Based in Detroit, Dogleg’s 2020 album Melee, received an 8.6 rating from Pitchfork Contributor Ian Cohen. (Kyle Davidson)

Impact: How do you think that year and a half has changed your outlook both as touring musicians and on your writing process?

Stoitsiadis: It’s been really hard to write stuff because if you can’t play what you’ve written already and put out, it’s like hitting a huge wall.

Hanlon: You’ve gotta use those local shows when you write new songs. They’re like the test runs. That is really important for making a good record.

Stoitsiadis: You’ve gotta be able to play those brand new songs to the people. If we can’t do that, we’re kind of just sitting around saying these are good ideas, but we can’t flesh them out if we can’t play them and see how people react.


Impact: I’ve always thought the way you interact with your fans is really special. Everybody would come up to you to play Super Smash Brothers at Bled Fest, which is really unique and bonds everyone in the band with the fans. How are you going to maintain that now that you’re at the forefront of DIY?

Macinski: It’s hard to do at shows like this because you’re playing on a giant stage and you can’t bring a Smash set up. We’re not in control of our merch, they just said “Give us your merch, we’ll take it from here.” But I think as the shows get bigger, we’re still going to be playing bars. I’ll still be at the merch table with a Smash set up, I’m not just going to be in the green room. Until we’re playing stadiums, I think I can still maintain it.

Stoitsiadis: I remember how I went to see A Great Big Pile of Leaves because I DM’d them one time, and I was like, “Do you guys have any tickets, this thing is sold out,” and they were so nice. They shook my hand and recognized me from online, and I was like that’s the kind of band that I want to be. I want to make sure that everybody feels special when they come to see us because it really means a lot for people to come support us.


Impact: For many people Pitchfork is the way they found out about Dogleg, especially when “Fox” was labeled “best new track.” How does it feel to come full circle and play at Pitchfork Music Festival?

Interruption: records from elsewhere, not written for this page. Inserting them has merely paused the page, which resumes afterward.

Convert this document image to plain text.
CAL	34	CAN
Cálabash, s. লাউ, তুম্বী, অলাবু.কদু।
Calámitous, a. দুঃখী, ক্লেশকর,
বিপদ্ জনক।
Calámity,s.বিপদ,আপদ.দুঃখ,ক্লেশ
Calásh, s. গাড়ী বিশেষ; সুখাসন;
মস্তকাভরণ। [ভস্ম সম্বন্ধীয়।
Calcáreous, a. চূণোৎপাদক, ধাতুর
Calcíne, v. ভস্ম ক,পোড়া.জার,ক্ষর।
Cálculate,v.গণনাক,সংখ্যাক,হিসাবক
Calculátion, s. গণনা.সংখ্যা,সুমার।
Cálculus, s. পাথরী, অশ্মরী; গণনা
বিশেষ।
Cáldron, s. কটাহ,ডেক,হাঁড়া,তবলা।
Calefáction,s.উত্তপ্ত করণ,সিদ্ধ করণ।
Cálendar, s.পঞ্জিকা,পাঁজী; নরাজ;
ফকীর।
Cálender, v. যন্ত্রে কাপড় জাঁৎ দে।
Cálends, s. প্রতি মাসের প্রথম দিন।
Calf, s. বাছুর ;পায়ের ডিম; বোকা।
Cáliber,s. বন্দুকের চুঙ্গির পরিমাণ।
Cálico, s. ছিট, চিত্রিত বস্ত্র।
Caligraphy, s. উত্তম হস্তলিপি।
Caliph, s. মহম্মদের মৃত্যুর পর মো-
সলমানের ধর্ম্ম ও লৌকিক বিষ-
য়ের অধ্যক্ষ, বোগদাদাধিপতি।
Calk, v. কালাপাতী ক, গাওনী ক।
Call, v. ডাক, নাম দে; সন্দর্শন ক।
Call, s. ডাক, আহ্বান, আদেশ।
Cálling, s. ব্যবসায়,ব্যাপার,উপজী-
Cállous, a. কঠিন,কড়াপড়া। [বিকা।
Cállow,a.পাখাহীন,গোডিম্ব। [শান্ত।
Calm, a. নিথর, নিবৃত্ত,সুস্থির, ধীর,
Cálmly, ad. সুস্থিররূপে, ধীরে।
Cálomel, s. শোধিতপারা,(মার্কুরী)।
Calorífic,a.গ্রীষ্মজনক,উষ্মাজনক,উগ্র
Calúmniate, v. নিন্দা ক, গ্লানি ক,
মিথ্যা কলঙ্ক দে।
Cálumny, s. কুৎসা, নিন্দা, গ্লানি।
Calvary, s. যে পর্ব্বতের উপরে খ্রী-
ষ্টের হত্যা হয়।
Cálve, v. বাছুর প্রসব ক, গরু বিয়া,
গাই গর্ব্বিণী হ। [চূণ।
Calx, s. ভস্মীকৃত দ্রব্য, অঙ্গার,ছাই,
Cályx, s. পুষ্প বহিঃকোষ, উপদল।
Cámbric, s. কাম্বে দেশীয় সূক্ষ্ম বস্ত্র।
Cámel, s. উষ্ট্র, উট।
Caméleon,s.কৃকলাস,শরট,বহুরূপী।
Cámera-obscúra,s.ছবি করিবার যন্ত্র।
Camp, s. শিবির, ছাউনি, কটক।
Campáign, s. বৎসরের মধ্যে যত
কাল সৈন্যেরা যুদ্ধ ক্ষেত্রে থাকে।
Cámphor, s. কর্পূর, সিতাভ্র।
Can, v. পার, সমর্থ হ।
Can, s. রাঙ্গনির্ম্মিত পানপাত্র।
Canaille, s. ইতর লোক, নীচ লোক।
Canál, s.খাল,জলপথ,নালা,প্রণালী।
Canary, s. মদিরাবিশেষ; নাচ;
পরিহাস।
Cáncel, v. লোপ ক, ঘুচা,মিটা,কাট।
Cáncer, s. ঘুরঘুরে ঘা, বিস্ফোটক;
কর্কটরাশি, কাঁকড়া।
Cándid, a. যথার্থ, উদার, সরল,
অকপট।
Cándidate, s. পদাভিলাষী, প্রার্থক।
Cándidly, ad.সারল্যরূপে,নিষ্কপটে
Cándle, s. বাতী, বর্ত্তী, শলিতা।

Stoitsiadis: I think it is the result of a lot of hard work and a little bit of luck for sure. Ian Cohen has had his eye on us since the second EP re-release. He knew about it, and when we hooked him up with our music as an early release, he was really into it. When we saw the score we couldn’t believe it. The best part is that it wasn’t just him pushing us. It was him and the rest of the writing crew and everybody else. It wasn’t just like one dude shouting into the void, it was kind of a collective of, hey, all these critics think that we’re good. That’s saying something.


Impact: Melee was released right at the start of the pandemic. With your tour being canceled, do you think it’s been a good thing that the album has had time to simmer within the DIY community?

Stoitsiadis: It would have been amazing to do stuff. It wasn’t a good thing, but it wasn’t a bad thing. We had so much momentum going up to it, and then completely hit a wall when we released it because “Oh, you can’t do anything.”

Hanlon: But playing stuff like this after such a long break is really how you kick people’s doors down. 

Stoitsiadis: Like it’s just a little bit of a delay period rather than, oh, everything’s fucked and you’ve got to start from scratch. It’s not starting from scratch, it’s just pushing it off a little bit.

Grissom: It means that much more when people still come to the shows.